CS502-Fundamentals of Algorithms Quiz  MCQS #Objective #Questions #Finalterm

1. There are no ___ edges in an undirected graph.
  • Forward
  • Back 
  • Cross ✔
  • Both forward and back
2. Those problems in which Greedy finds good, but not always best is called a greedy
  • Algorithm
  • Solution
  • Heuristic ✔
  • Result
3. For an undirected graph, there is no distinction between forward and back edges.
  • True ✔
  • False
4. Counting money problem:
  • can be optimally solved by greedy algorithm ✔
  • cannot be optimally solved by greedy algorithm
  • cannot be solved by brute force algorithm
  • All of the given
5. You have an adjacency list for G, what is the time complexity to compute Graph transpose G^T?
  • (V+E) ✔
  • V.E
  • V
  • E
6. Networks are ___ in the sense that it is possible from any location in the network to reach any other location in the digraph.
  • complete ✔
  • incomplete
  • not graphs
  • transportation
7. Graph is not a good way to model some sort of "connection" or "relationship" or "interaction" between pairs of objects taken from a set of objects
  • True
  • False ✔
8. In computing the strongly connected components of a digraph, vertices of the digraph are not partitioned into subsets
  • True
  • False ✔
9. In general, the Activity Selection Problem is to select a ___
  • Minimum -size set of interfering activities
  • Maximum-size set of mutually non-interfering activities
  • Maximum-size set of interfering activities
  • Minimum-size set of mutually non-interfering activities ✔
10. Which is a true statement in the following?

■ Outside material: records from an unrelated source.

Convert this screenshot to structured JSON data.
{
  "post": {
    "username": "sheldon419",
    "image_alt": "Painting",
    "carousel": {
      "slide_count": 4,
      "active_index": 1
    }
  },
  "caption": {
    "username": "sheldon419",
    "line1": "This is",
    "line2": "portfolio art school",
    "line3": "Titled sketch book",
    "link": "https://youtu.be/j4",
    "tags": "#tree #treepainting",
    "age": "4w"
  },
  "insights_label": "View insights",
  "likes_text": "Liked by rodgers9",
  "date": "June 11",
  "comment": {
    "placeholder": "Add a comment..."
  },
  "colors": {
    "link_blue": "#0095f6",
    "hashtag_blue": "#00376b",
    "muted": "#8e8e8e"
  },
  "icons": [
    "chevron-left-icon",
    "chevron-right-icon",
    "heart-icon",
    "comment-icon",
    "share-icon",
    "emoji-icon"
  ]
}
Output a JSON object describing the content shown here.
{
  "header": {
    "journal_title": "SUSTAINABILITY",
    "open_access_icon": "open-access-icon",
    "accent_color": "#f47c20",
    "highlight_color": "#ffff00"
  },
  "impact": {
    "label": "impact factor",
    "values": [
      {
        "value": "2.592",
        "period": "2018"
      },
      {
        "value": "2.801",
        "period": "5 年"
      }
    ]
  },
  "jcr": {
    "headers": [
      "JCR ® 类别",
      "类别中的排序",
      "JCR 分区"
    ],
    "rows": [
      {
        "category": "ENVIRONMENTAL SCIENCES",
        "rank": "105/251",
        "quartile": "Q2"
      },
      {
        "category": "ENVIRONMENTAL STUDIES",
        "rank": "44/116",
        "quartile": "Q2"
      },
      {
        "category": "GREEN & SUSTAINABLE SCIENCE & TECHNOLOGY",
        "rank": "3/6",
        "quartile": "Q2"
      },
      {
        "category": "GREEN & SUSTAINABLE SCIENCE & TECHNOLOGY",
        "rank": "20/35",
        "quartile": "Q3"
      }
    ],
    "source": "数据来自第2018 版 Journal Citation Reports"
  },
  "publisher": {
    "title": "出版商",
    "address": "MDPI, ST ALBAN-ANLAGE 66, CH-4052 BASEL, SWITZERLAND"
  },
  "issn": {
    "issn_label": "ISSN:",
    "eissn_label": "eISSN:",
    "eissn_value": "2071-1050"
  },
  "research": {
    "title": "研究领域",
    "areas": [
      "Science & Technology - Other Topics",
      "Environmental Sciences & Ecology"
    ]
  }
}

  • Kruskal algorithm is a multiple source technique for finding MST
  • Kruskal's algorithm is used to find the minimum spanning tree of a graph, time complexity of this algorithm is O(EV)
  • Both of the above ✔
  • Kruskal's algorithm (choose best non-cycle edge) is better than Prim's (choose best Tree edge) when the graph has relatively few edges.